To my knowledge, there has never been an ITK inhibitor tested in autoimmune disease, certainly not a selective one. We have the potential advantage, as I mentioned earlier, of blocking the production, the cellular production of multiple different cytokines, as well as exerting suppressive functions and other things, as opposed to a Dupixent or, some of the other, agents or INVOOC, which is JAK inhibitor, or some of the antibodies to IL 31 or, or IL 13. Okay. So, the results so far tell us that, socolotinib may represent a novel medication for autoimmune disease and in particular, atopic dermatitis. It’s oral, has novel mechanism of action, appear safe.
We’ve seen durable and deep responses in patients with moderate to severe disease. I’m not going through the details here, but we’ve seen cytokine changes in the serum that are consistent with the presumed mechanism of action. Responses appear to be very durable, and we think that this is going to be, have potential for a range of autoimmune diseases. We’re continuing, of course, to optimize the dose and schedule, in preparation for a phase two trial, which we believe can begin by the end of the year. Now, one other autoimmune disease just to mention really quickly that I wanna close on, which we’re excited about.
There is a very serious autoimmune disease called autoimmune lymphoproliferative syndrome. It’s a genetic disease. We showed in, a mouse model a couple of years ago that, sokolitinib was extremely effective in this mouse model. There is a human equivalent of the mouse genetic defect. It’s a disease that children are born with and they start to get sick when they’re about two years old.
Lymphadenopathy and a lot of autoimmune problems. There are no good treatments for ALPs. It’s unusual disease. There are about 2,500 patients or cases in The U. S.
They can live into their 30s, 40s and 50s, but have a lot of problems with infection, lymphadenopathy, anemia and cytopenias, etcetera. So we now have a trial going on at the NIH where we’re looking at patients who are age 16 and older because we can’t go right to children yet. And, this could be, really, the first, effective or useful drug. Currently these patients get cyclophosphamide and steroids and, and, sirolimus, other chemotherapy type agents to control their disease. So milestones coming up listed here really quickly.

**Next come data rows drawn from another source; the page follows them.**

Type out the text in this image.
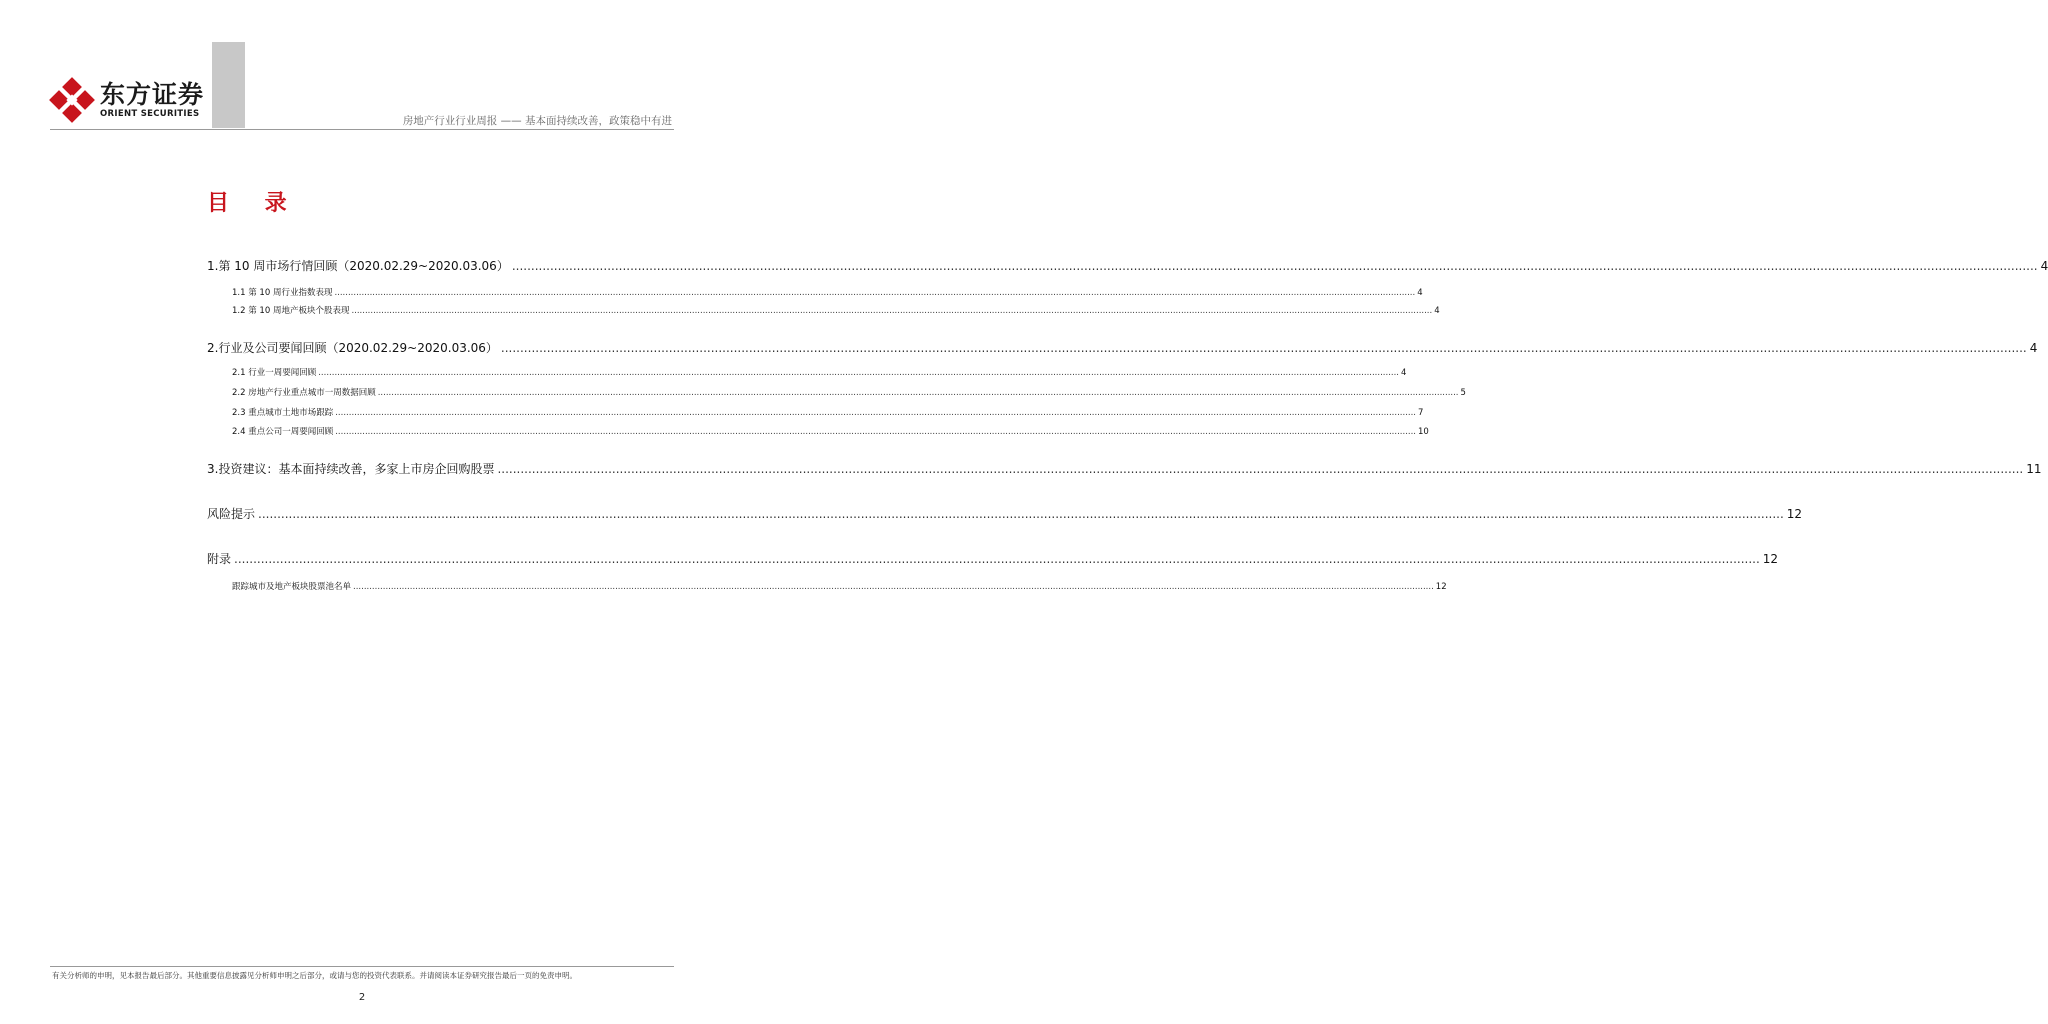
东方证券
ORIENT SECURITIES
房地产行业行业周报 —— 基本面持续改善，政策稳中有进
目 录
1.第 10 周市场行情回顾（2020.02.29~2020.03.06） ................................................................................................................................................................................................................................................................................................................................................................................................................ 4
1.1 第 10 周行业指数表现 ................................................................................................................................................................................................................................................................................................................................................................................................................ 4
1.2 第 10 周地产板块个股表现 ................................................................................................................................................................................................................................................................................................................................................................................................................ 4
2.行业及公司要闻回顾（2020.02.29~2020.03.06） ................................................................................................................................................................................................................................................................................................................................................................................................................ 4
2.1 行业一周要闻回顾 ................................................................................................................................................................................................................................................................................................................................................................................................................ 4
2.2 房地产行业重点城市一周数据回顾 ................................................................................................................................................................................................................................................................................................................................................................................................................ 5
2.3 重点城市土地市场跟踪 ................................................................................................................................................................................................................................................................................................................................................................................................................ 7
2.4 重点公司一周要闻回顾 ................................................................................................................................................................................................................................................................................................................................................................................................................ 10
3.投资建议：基本面持续改善，多家上市房企回购股票 ................................................................................................................................................................................................................................................................................................................................................................................................................ 11
风险提示 ................................................................................................................................................................................................................................................................................................................................................................................................................ 12
附录 ................................................................................................................................................................................................................................................................................................................................................................................................................ 12
跟踪城市及地产板块股票池名单 ................................................................................................................................................................................................................................................................................................................................................................................................................ 12
有关分析师的申明，见本报告最后部分。其他重要信息披露见分析师申明之后部分，或请与您的投资代表联系。并请阅读本证券研究报告最后一页的免责申明。
2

Atopic dermatitis cohort two data, we’ve already completed the, ALPS Phase II trial initiation, atopic dermatitis data at the Society of Investigative Dermatology, meaning cohort one, two and three. Not sure we’re going to need to do four. Full data set with much longer follow-up later in the year, third quarter. Solid tumor studies starting. I didn’t really talk about that in the third quarter and a phase two trial starting later this year.
With that, I want to thank everyone for their attention. And again, these slides are up on our website. And, be happy to take any questions if we have time, Arabella or
Arabella, Analyst, H. C. Wainwright: other. Hi, Richard. Thank you so much for the great presentation. Unfortunately, I don’t think we have time for questions.
Richard Miller, CEO, Corvus Pharmaceuticals: Okay. That’s fine.
Arabella, Analyst, H. C. Wainwright: But we really appreciate the time and effort it takes. So thank you from the team.
Richard Miller, CEO, Corvus Pharmaceuticals: Alright. Thanks again. Bye, guys.